Return on Energy
Return on energy, also called an energy yield, is a ratio: energy return on energy invested to get it (EROEI). Obtaining less energy than we use to get it is a yield less than 1, an economic dead end. However, dollar analysis can hide this if we burn cheap energy to get expensive energy. Market logic assumes that if we pay more, we can always get more – that nature is unlimited.
Wild animals spend much of their time and energy finding food. If they can’t find enough, they starve: their EROEI drops under 1.
Although EROEI is well-known, programs are usually touted using monetized market comparisons. However, EROEI is a sanity check on the life-cycle viability of alternative energy sources. For example, can a photovoltaic cell system produce more lifetime energy than was required to put the total system in place? Had they known the low EROEI, few investors would have jumped on early corn ethanol programs, and yields are still below 2.0.

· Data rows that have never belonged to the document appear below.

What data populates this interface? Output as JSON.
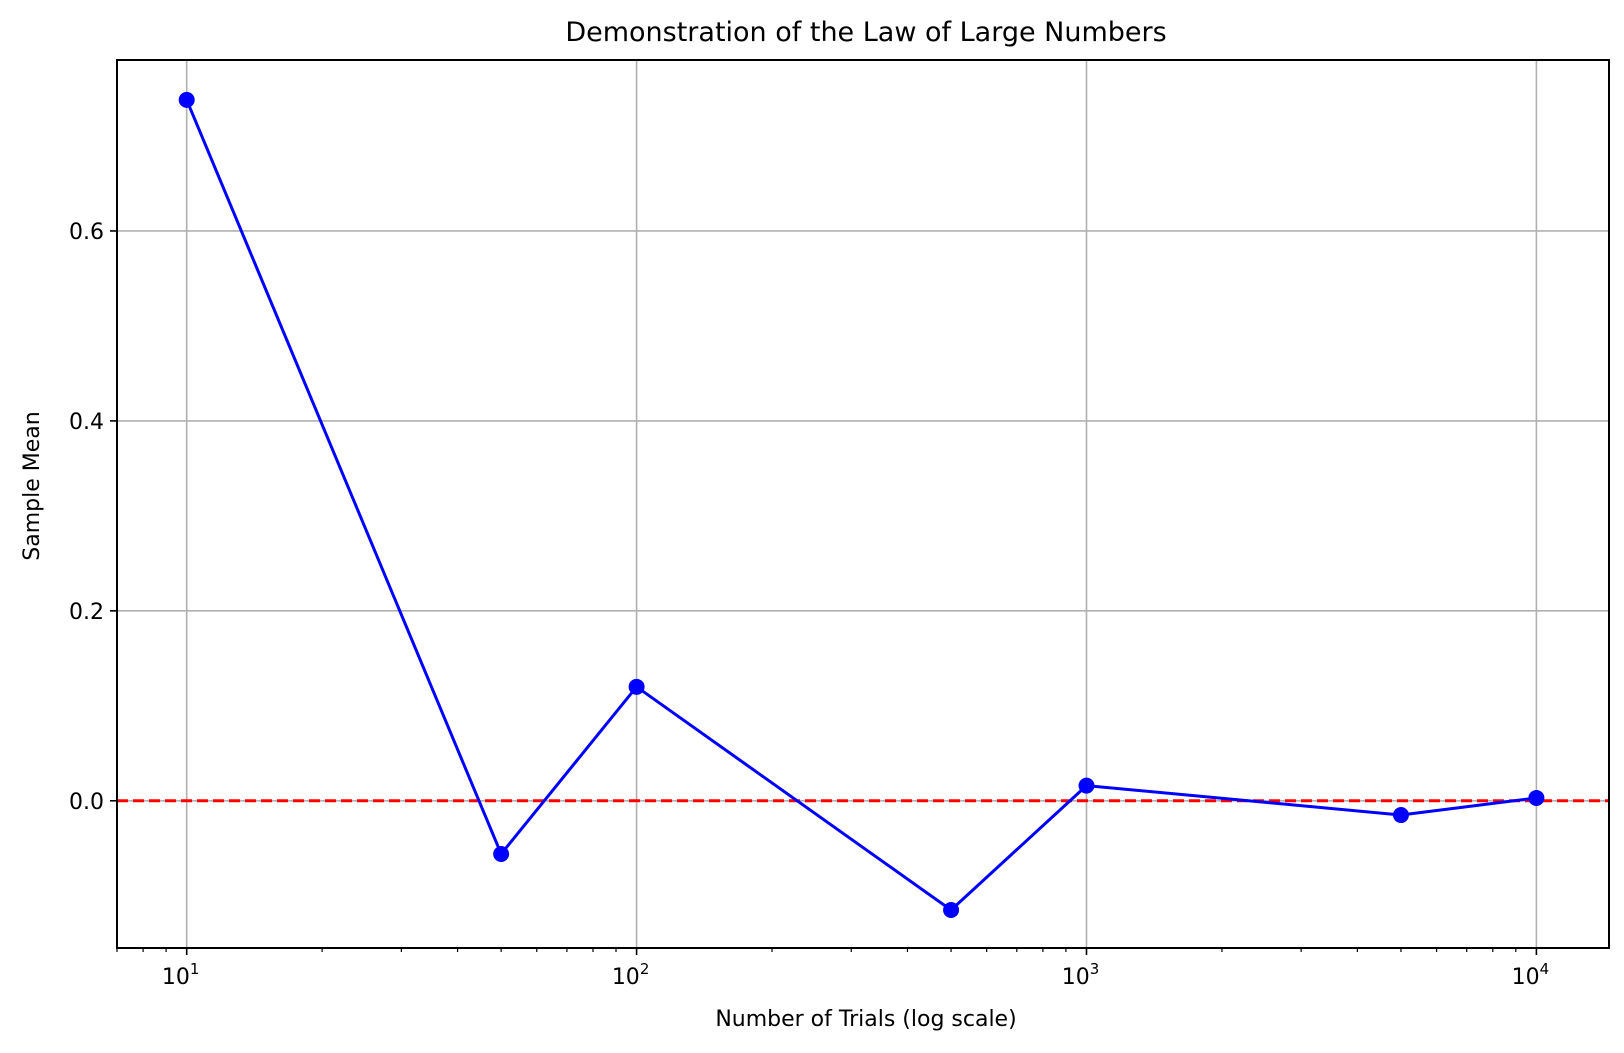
{
  "chart_data": {
    "type": "line",
    "title": "Demonstration of the Law of Large Numbers",
    "xlabel": "Number of Trials (log scale)",
    "ylabel": "Sample Mean",
    "xscale": "log",
    "xlim": [
      7,
      14500
    ],
    "ylim": [
      -0.155,
      0.78
    ],
    "grid": true,
    "x_ticks": [
      {
        "value": 10,
        "base": "10",
        "exp": "1"
      },
      {
        "value": 100,
        "base": "10",
        "exp": "2"
      },
      {
        "value": 1000,
        "base": "10",
        "exp": "3"
      },
      {
        "value": 10000,
        "base": "10",
        "exp": "4"
      }
    ],
    "y_ticks": [
      {
        "value": 0.0,
        "label": "0.0"
      },
      {
        "value": 0.2,
        "label": "0.2"
      },
      {
        "value": 0.4,
        "label": "0.4"
      },
      {
        "value": 0.6,
        "label": "0.6"
      }
    ],
    "series": [
      {
        "x": [
          10,
          50,
          100,
          500,
          1000,
          5000,
          10000
        ],
        "y": [
          0.738,
          -0.056,
          0.12,
          -0.115,
          0.016,
          -0.015,
          0.003
        ],
        "color": "#0000ff",
        "marker": "circle",
        "line_style": "solid"
      }
    ],
    "reference_line": {
      "y": 0.0,
      "color": "#ff0000",
      "line_style": "dashed"
    },
    "colors": {
      "grid": "#b0b0b0",
      "axes": "#000000",
      "background": "#ffffff"
    }
  }
}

We can’t get more energy from any source than nature put in it. We need to ask three key questions. 1) How much energy is in this “storehouse?” 2) How concentrated is the energy in it? 3) How much work must be done to get it (what will be the EROEI)?
Falling energy yields are a major driver of global Compression. The more one can identify the energy required to obtain energy, the more realistic is an EROEI. A graph suggests this trend.
Graph of the Effect of Global Decline of Return on Energy*
*The full article from which this graph was derived: http://onlinelibrary.wiley.com/doi/10.1111/j.1749-6632.2009.05282.x/pdf. Calculations of EROI do not factor in all the energy used as input. Were that done, most ratios would shift slightly to the left. That is, they would be a little lower. (And note that, contrary to impression, nuclear does not have a high EROI. Takes a lot of energy to build a nuke plant and obtain the fuel.)